Due Spiriti ne annunciano la manifestazione, i due Giovanni.
Ἐν ἀρχῇ ἦν ὁ λόγος’ :in Un Principio era il Logos. Tutta la creazione vive nel proemio al Vangelo di Giovanni fino alla sua manifestazione in un corpo umano, fisico-sensibile.
Il Mondo dello Spirito riaffiora nell’Uomo: a lui, il Logos dona la possibilità di risalire a una visione e a una esperienza pura spirituale, che può essere vissuta nel quotidiano, sulla Terra, grazie all’Amore Onnioperante della Resurrezione, dell’Ascensione e della Pentecoste., fino a un nuovo Risveglio, a un nuova Umanità.
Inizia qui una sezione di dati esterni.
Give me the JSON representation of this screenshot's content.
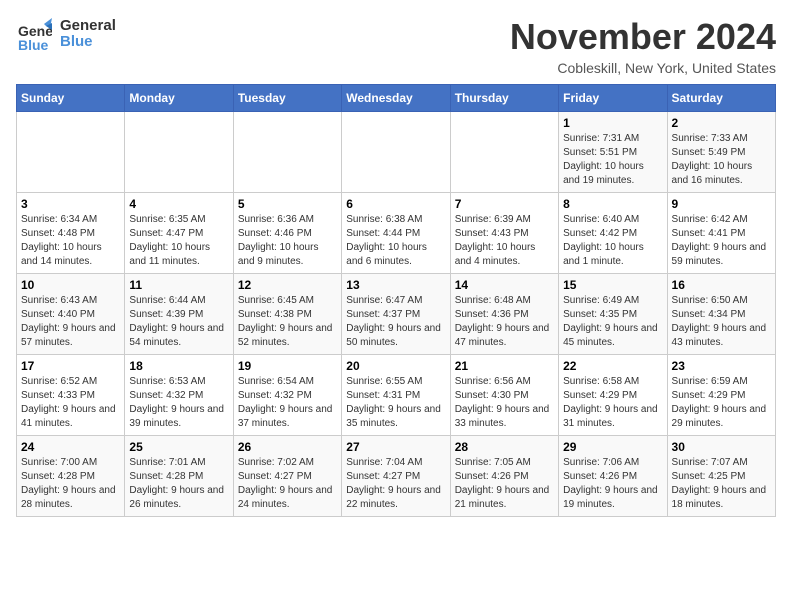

Spiritualizzazione della ‘carne’ è giungere a una percezione diretta del Mondo Spirituale, lontana da quel materialismo “spirituale” che vuol ridurre tutto alla fisicità, allontanando la Speranza Sacra di un Mattino che portà in sé la Luce senza ombra, il potere primigenio del Sole. Il cammino verso la Meta è svelato e rivelato dal pensiero di Rudolf Steiner in Filosofia della Libertà, dal pensiero di Massimo Scaligero in Graal, in Dell’Amore Immortale”.
Affrontare il problema del Male e il suo superamento è un compito che l’Uomo, in concordia con gli Insegnamenti del Mondo Spirituale, può volere in piena libertà. È un atto di Amore compenetrato di Volontà.
Così Johann Wolfgang von Goethe inizia il suo Faust I:
‘In principio era l’Azione’ (Im Anfang war die Tat)”.